The two highlights of her 30 years as director of the Department of Social Services are the celebration of the 25 years of the Department, during which she celebrated “the passion for social work, that is to say, giving so that the good spreads, just like good wine spreads out full wineskins for everyone”, and the awarding of the ISO 9001:2008 certificate.

The USJ Foundation: Heir to USJ’s Social Passion

In 2015, when Carmel Wakim had expressed the wish to retire to devote herself to her family, Rector Salim Daccache had a different vision: he decided to entrust her with the task of managing a new structure that he had been thinking about and that was now a necessity: the USJ Foundation.

And who better than Carmel Wakim, who has always been the link between donors, students and the University, was in a better position to think, set up, implement and develop the USJ Foundation project.
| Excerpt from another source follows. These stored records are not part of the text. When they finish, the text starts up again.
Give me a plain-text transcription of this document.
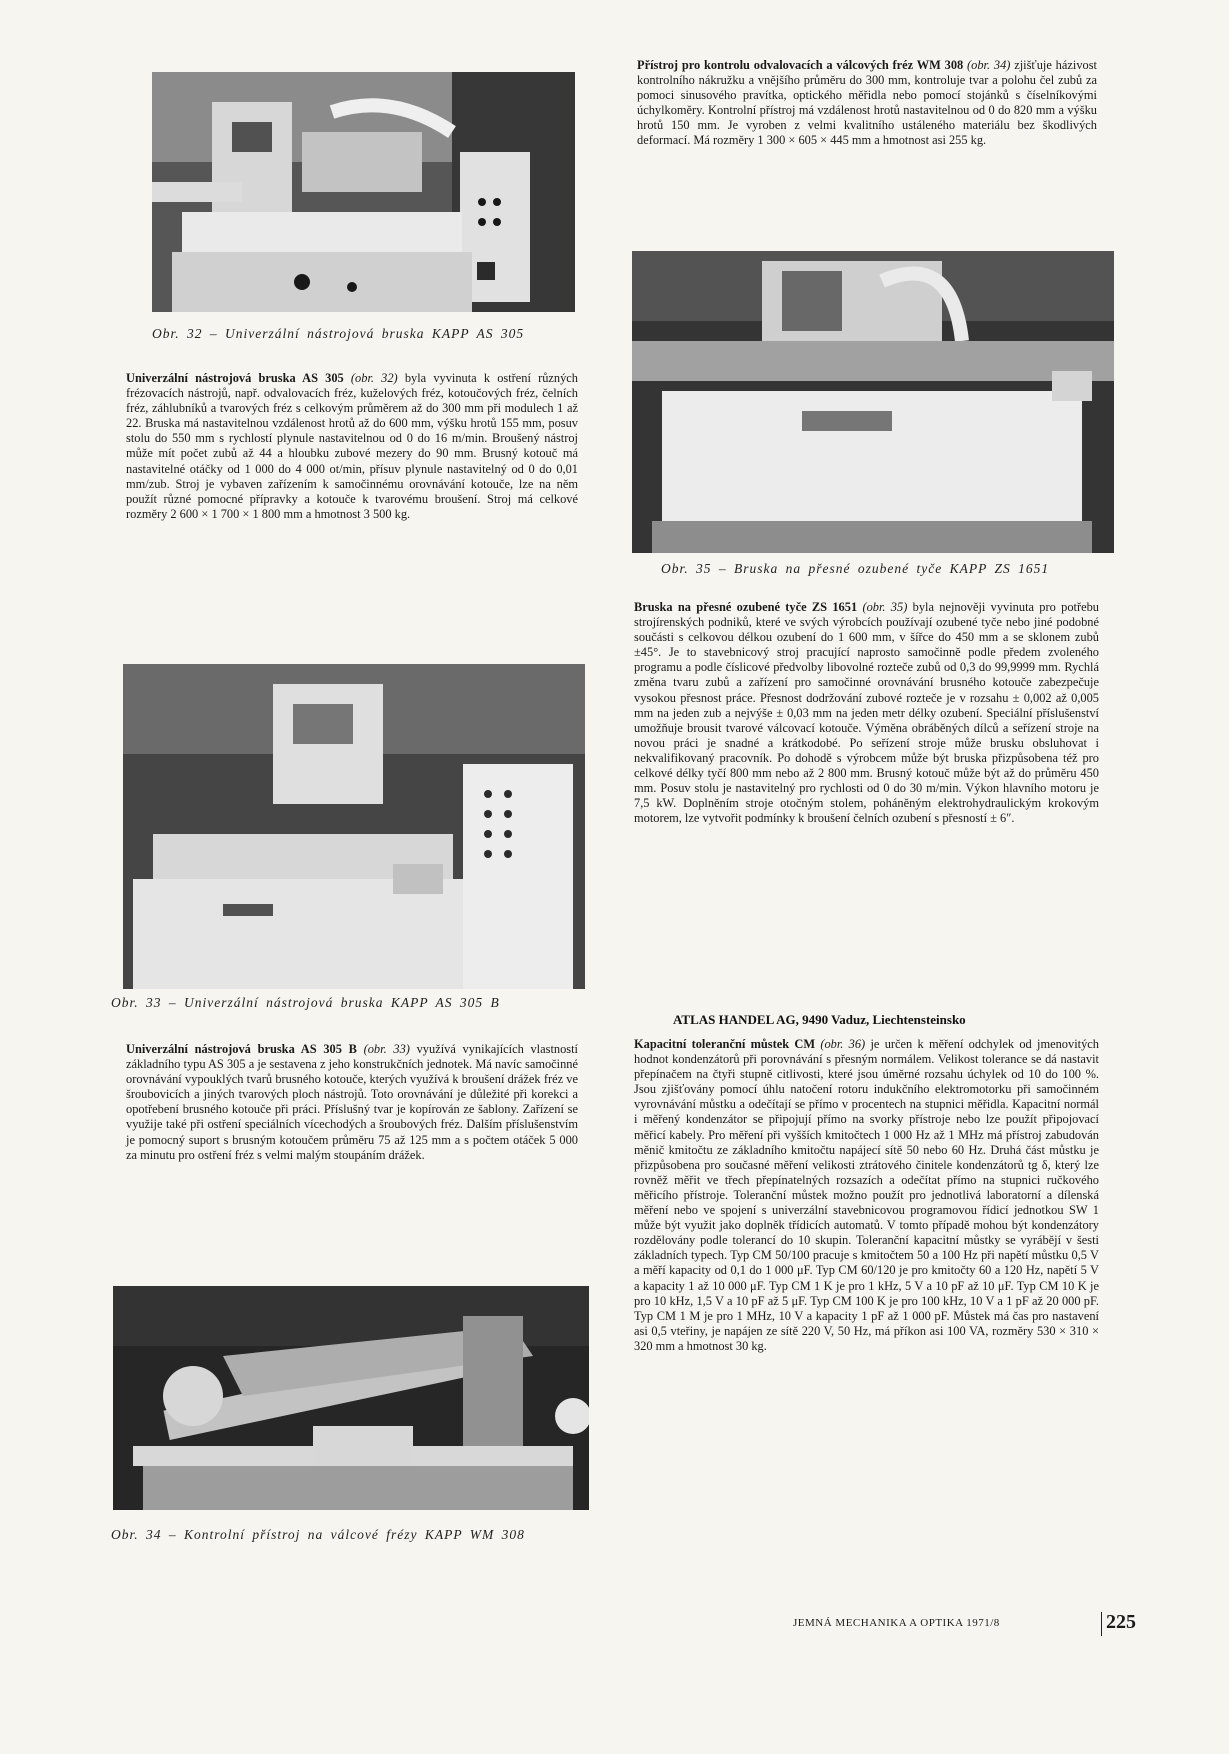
Obr. 32 – Univerzální nástrojová bruska KAPP AS 305

Univerzální nástrojová bruska AS 305 (obr. 32) byla vyvinuta k ostření různých frézovacích nástrojů, např. odvalovacích fréz, kuželových fréz, kotoučových fréz, čelních fréz, záhlubníků a tvarových fréz s celkovým průměrem až do 300 mm při modulech 1 až 22. Bruska má nastavitelnou vzdálenost hrotů až do 600 mm, výšku hrotů 155 mm, posuv stolu do 550 mm s rychlostí plynule nastavitelnou od 0 do 16 m/min. Broušený nástroj může mít počet zubů až 44 a hloubku zubové mezery do 90 mm. Brusný kotouč má nastavitelné otáčky od 1 000 do 4 000 ot/min, přísuv plynule nastavitelný od 0 do 0,01 mm/zub. Stroj je vybaven zařízením k samočinnému orovnávání kotouče, lze na něm použít různé pomocné přípravky a kotouče k tvarovému broušení. Stroj má celkové rozměry 2 600 × 1 700 × 1 800 mm a hmotnost 3 500 kg.

Obr. 33 – Univerzální nástrojová bruska KAPP AS 305 B

Univerzální nástrojová bruska AS 305 B (obr. 33) využívá vynikajících vlastností základního typu AS 305 a je sestavena z jeho konstrukčních jednotek. Má navíc samočinné orovnávání vypouklých tvarů brusného kotouče, kterých využívá k broušení drážek fréz ve šroubovicích a jiných tvarových ploch nástrojů. Toto orovnávání je důležité při korekci a opotřebení brusného kotouče při práci. Příslušný tvar je kopírován ze šablony. Zařízení se využije také při ostření speciálních vícechodých a šroubových fréz. Dalším příslušenstvím je pomocný suport s brusným kotoučem průměru 75 až 125 mm a s počtem otáček 5 000 za minutu pro ostření fréz s velmi malým stoupáním drážek.

Obr. 34 – Kontrolní přístroj na válcové frézy KAPP WM 308

Přístroj pro kontrolu odvalovacích a válcových fréz WM 308 (obr. 34) zjišťuje házivost kontrolního nákružku a vnějšího průměru do 300 mm, kontroluje tvar a polohu čel zubů za pomoci sinusového pravítka, optického měřidla nebo pomocí stojánků s číselníkovými úchylkoměry. Kontrolní přístroj má vzdálenost hrotů nastavitelnou od 0 do 820 mm a výšku hrotů 150 mm. Je vyroben z velmi kvalitního ustáleného materiálu bez škodlivých deformací. Má rozměry 1 300 × 605 × 445 mm a hmotnost asi 255 kg.

Obr. 35 – Bruska na přesné ozubené tyče KAPP ZS 1651

Bruska na přesné ozubené tyče ZS 1651 (obr. 35) byla nejnověji vyvinuta pro potřebu strojírenských podniků, které ve svých výrobcích používají ozubené tyče nebo jiné podobné součásti s celkovou délkou ozubení do 1 600 mm, v šířce do 450 mm a se sklonem zubů ±45°. Je to stavebnicový stroj pracující naprosto samočinně podle předem zvoleného programu a podle číslicové předvolby libovolné rozteče zubů od 0,3 do 99,9999 mm. Rychlá změna tvaru zubů a zařízení pro samočinné orovnávání brusného kotouče zabezpečuje vysokou přesnost práce. Přesnost dodržování zubové rozteče je v rozsahu ± 0,002 až 0,005 mm na jeden zub a nejvýše ± 0,03 mm na jeden metr délky ozubení. Speciální příslušenství umožňuje brousit tvarové válcovací kotouče. Výměna obráběných dílců a seřízení stroje na novou práci je snadné a krátkodobé. Po seřízení stroje může brusku obsluhovat i nekvalifikovaný pracovník. Po dohodě s výrobcem může být bruska přizpůsobena též pro celkové délky tyčí 800 mm nebo až 2 800 mm. Brusný kotouč může být až do průměru 450 mm. Posuv stolu je nastavitelný pro rychlosti od 0 do 30 m/min. Výkon hlavního motoru je 7,5 kW. Doplněním stroje otočným stolem, poháněným elektrohydraulickým krokovým motorem, lze vytvořit podmínky k broušení čelních ozubení s přesností ± 6″.

ATLAS HANDEL AG, 9490 Vaduz, Liechtensteinsko

Kapacitní toleranční můstek CM (obr. 36) je určen k měření odchylek od jmenovitých hodnot kondenzátorů při porovnávání s přesným normálem. Velikost tolerance se dá nastavit přepínačem na čtyři stupně citlivosti, které jsou úměrné rozsahu úchylek od 10 do 100 %. Jsou zjišťovány pomocí úhlu natočení rotoru indukčního elektromotorku při samočinném vyrovnávání můstku a odečítají se přímo v procentech na stupnici měřidla. Kapacitní normál i měřený kondenzátor se připojují přímo na svorky přístroje nebo lze použít připojovací měřicí kabely. Pro měření při vyšších kmitočtech 1 000 Hz až 1 MHz má přístroj zabudován měnič kmitočtu ze základního kmitočtu napájecí sítě 50 nebo 60 Hz. Druhá část můstku je přizpůsobena pro současné měření velikosti ztrátového činitele kondenzátorů tg δ, který lze rovněž měřit ve třech přepínatelných rozsazích a odečítat přímo na stupnici ručkového měřicího přístroje. Toleranční můstek možno použít pro jednotlivá laboratorní a dílenská měření nebo ve spojení s univerzální stavebnicovou programovou řídicí jednotkou SW 1 může být využit jako doplněk třídicích automatů. V tomto případě mohou být kondenzátory rozdělovány podle tolerancí do 10 skupin. Toleranční kapacitní můstky se vyrábějí v šesti základních typech. Typ CM 50/100 pracuje s kmitočtem 50 a 100 Hz při napětí můstku 0,5 V a měří kapacity od 0,1 do 1 000 μF. Typ CM 60/120 je pro kmitočty 60 a 120 Hz, napětí 5 V a kapacity 1 až 10 000 μF. Typ CM 1 K je pro 1 kHz, 5 V a 10 pF až 10 μF. Typ CM 10 K je pro 10 kHz, 1,5 V a 10 pF až 5 μF. Typ CM 100 K je pro 100 kHz, 10 V a 1 pF až 20 000 pF. Typ CM 1 M je pro 1 MHz, 10 V a kapacity 1 pF až 1 000 pF. Můstek má čas pro nastavení asi 0,5 vteřiny, je napájen ze sítě 220 V, 50 Hz, má příkon asi 100 VA, rozměry 530 × 310 × 320 mm a hmotnost 30 kg.

JEMNÁ MECHANIKA A OPTIKA 1971/8	225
It was a real challenge, but Carmel loved challenging tasks. Taking this project to heart, whose ultimate goal is the University but especially the youth so dear to her heart, she approached donors by emphasizing the purpose of the donation they would be giving: “Making a donation to the USJ Foundation is to support a high quality education open to all talents and to promote social and cultural diversity. It is to maintain USJ’s status as a regional and international university of reference in research and teaching.”

Speaking about Carmel’s journey within the USJ Foundation, Professor Daccache notes that she “took up the challenge to contribute substantially to the foundation of the USJ Foundation family whose ultimate goal is to raise funds primarily for the students, our raison d’être and for the development of the University as an academic project at the service of Lebanon.”

Speaking to Carmel during the July 29 ceremony, he said: “I think that the USJ Foundation that you have nurtured for five years is the heir to the social passion of USJ because what is done and undertaken there in terms of fundraising is a more modern and more systematic form of expression, ever more dynamic, of this passion for social issues, based today on advanced technologies and powerful tools of concerted action to collect scholarships, contribute to the development of the University’s infrastructure in an increasingly competitive world and today in the midst of an economic and health crisis.”

“I am in awe of how you have been helped in this task, relying on the team and creating an ecosystem of good, committed work. In all this, you have not lost the social fiber by being close to all donors and especially to seniors like Sami Turqui and the Mechaalanis and you have not lost the sense of purpose of the Foundation, especially for USJ, but also for HDF, which is none other than the successful fundraising since today we can say that there is an endowment for USJ on which we can build the sustainability of the fundraising policy in the future.”

Carmel Wakim is retiring so that she can finally devote herself full-time to her family. USJ without Carmel Wakim and Carmel Wakim without USJ? It is quite hard to imagine... In fact, the Rector was keen to point this out: “There are spells cast here and there in this world, and your fate is to remain glued to USJ, your existence cannot be separated from it. Even in your retreat, while taking care of your grandchildren, you will know how to be a good advisor to the Rector in order to continue to build our passion for God and for people, in other words to spread love and work for the salvation of many who need our supportive and benevolent gaze.

“There are those who move a stone and talk about it as if they had moved a mountain, and then there are those who move a mountain... in total silence.”

Carmel Wakim, your silence echoes from all the actions you have accomplished. The students who are grateful to you speak for you, about you. These same students, who one day, thanks to your silent action, were able to graduate, are going to the USJ Foundation to make donations and to help young people who are going through the same difficulties they have experienced.